Ein weiterer Heiliger, der das erste christliche Kloster erbaut hat, war der heilige Pachomius (292-346), Vater der Zönobiten. Sein Leben wurde in der „Vita Pachomii" überliefert, deren Verfasser Pachomius' Lieblingsschüler Theodoros (um 314 - 368) war. Pachomius war ein Offizier im Militär. Auf seinem Marsch zum Feldzug Richtung Libyen um die Feinde des Landes zu vertreiben, traf er auf koptische Bauern, die ihn herzlich in ihr Haus einluden. Er versprach ihnen im Gegenzug, Mitglied dieser Kirche zu werden, falls er zurückkommen würde. Dies geschah auch. Die Klosterbauarten wurden durch ihn beruhend auf dem Konzept von Kasernenbauten errichtet.

 

Die zönobitische Lebensweise, bei der sich Mönche in einem Kloster versammeln um gemeinsam zu beten und zu arbeiten, verbreitete sich auch in Europa. Der heilige Benedikt, der davon inspiriert wurde, gründete seinen Orden.
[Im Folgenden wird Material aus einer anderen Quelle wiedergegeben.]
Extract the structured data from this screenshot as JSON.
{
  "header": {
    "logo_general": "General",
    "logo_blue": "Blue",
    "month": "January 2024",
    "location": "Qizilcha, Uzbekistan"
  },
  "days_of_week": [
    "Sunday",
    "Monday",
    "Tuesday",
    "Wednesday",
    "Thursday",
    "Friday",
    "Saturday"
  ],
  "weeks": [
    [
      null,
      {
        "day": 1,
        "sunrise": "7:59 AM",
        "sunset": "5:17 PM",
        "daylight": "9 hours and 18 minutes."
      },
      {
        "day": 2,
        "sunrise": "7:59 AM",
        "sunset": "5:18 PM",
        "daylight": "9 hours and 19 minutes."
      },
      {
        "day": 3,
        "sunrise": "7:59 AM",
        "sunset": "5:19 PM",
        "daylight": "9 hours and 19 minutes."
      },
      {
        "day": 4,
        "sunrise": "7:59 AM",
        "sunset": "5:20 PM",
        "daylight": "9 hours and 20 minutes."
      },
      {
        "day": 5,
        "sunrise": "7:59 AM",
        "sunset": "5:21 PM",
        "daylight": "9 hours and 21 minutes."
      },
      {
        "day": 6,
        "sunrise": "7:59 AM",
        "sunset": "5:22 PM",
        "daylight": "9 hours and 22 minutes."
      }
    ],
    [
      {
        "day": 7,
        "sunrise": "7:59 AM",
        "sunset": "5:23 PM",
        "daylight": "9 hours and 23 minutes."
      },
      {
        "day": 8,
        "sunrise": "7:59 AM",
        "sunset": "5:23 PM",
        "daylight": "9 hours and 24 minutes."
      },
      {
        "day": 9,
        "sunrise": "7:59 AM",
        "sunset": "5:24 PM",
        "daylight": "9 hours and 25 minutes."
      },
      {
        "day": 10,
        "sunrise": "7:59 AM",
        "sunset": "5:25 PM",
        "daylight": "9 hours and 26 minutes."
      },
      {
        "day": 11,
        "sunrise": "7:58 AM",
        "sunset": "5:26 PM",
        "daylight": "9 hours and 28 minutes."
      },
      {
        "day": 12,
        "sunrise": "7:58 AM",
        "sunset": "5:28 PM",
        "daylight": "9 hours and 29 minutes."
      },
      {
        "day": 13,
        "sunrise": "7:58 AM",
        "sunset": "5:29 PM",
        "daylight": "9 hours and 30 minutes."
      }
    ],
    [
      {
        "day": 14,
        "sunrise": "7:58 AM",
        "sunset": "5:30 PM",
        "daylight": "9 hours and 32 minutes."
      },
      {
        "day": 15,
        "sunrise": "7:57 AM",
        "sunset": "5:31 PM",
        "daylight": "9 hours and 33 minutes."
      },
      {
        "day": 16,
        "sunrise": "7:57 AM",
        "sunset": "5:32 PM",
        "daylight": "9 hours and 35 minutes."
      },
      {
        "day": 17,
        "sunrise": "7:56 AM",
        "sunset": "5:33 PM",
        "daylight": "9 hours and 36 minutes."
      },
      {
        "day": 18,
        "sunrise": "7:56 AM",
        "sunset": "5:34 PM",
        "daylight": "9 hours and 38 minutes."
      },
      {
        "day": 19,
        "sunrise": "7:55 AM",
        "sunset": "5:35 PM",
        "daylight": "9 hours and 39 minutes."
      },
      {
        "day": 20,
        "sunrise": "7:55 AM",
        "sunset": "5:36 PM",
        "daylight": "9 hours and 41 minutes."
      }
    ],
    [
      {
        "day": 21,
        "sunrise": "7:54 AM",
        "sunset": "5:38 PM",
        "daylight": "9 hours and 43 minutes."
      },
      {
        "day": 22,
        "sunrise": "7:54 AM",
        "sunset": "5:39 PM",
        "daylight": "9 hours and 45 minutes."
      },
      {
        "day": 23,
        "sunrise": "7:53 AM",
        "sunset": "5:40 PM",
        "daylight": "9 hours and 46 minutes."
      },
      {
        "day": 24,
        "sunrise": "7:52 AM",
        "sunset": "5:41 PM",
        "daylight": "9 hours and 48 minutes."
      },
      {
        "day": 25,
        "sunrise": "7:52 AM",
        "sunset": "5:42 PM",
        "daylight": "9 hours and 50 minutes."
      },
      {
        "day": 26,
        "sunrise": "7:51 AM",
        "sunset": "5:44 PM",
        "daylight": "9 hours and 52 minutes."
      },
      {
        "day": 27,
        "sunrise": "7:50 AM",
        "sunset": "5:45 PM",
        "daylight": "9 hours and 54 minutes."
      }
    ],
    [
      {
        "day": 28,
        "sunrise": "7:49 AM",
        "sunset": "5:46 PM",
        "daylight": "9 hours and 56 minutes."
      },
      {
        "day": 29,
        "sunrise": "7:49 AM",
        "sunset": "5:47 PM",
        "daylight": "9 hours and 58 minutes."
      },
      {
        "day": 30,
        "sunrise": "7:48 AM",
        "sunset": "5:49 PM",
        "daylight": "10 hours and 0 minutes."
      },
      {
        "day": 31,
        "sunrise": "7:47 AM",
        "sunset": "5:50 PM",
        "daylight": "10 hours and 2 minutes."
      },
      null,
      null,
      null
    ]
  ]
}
Die Lehre des heiligen Pachomius im Osten ist also der des heiligen Benedikts ähnlich.

 

Die koptischen Mönche haben in Irland, Schottland, England, Frankreich und sogar in Deutschland missioniert. Der Städtename München stammt beispielsweiseaus dem griechischen. Wort „monachos", welches Mönch bedeutet. Überall in der Stadt München sind auch Mönch-Abbildungen zu erkennen, denn bis in diese Stadt wurde stark missioniert.

 

 

Im 4.Jhr. soll es mehr als 5000 Klöster gegeben haben. Johannes Cassian, der lange Zeit unter den Kopten gelebt hat, stellt die Situation folgendermaßen dar: „ Wenn man das Land Ägypten vom Norden nach Süden bereist, hört man unaufhörlich die Gebete und die Gesänge der Mönche“.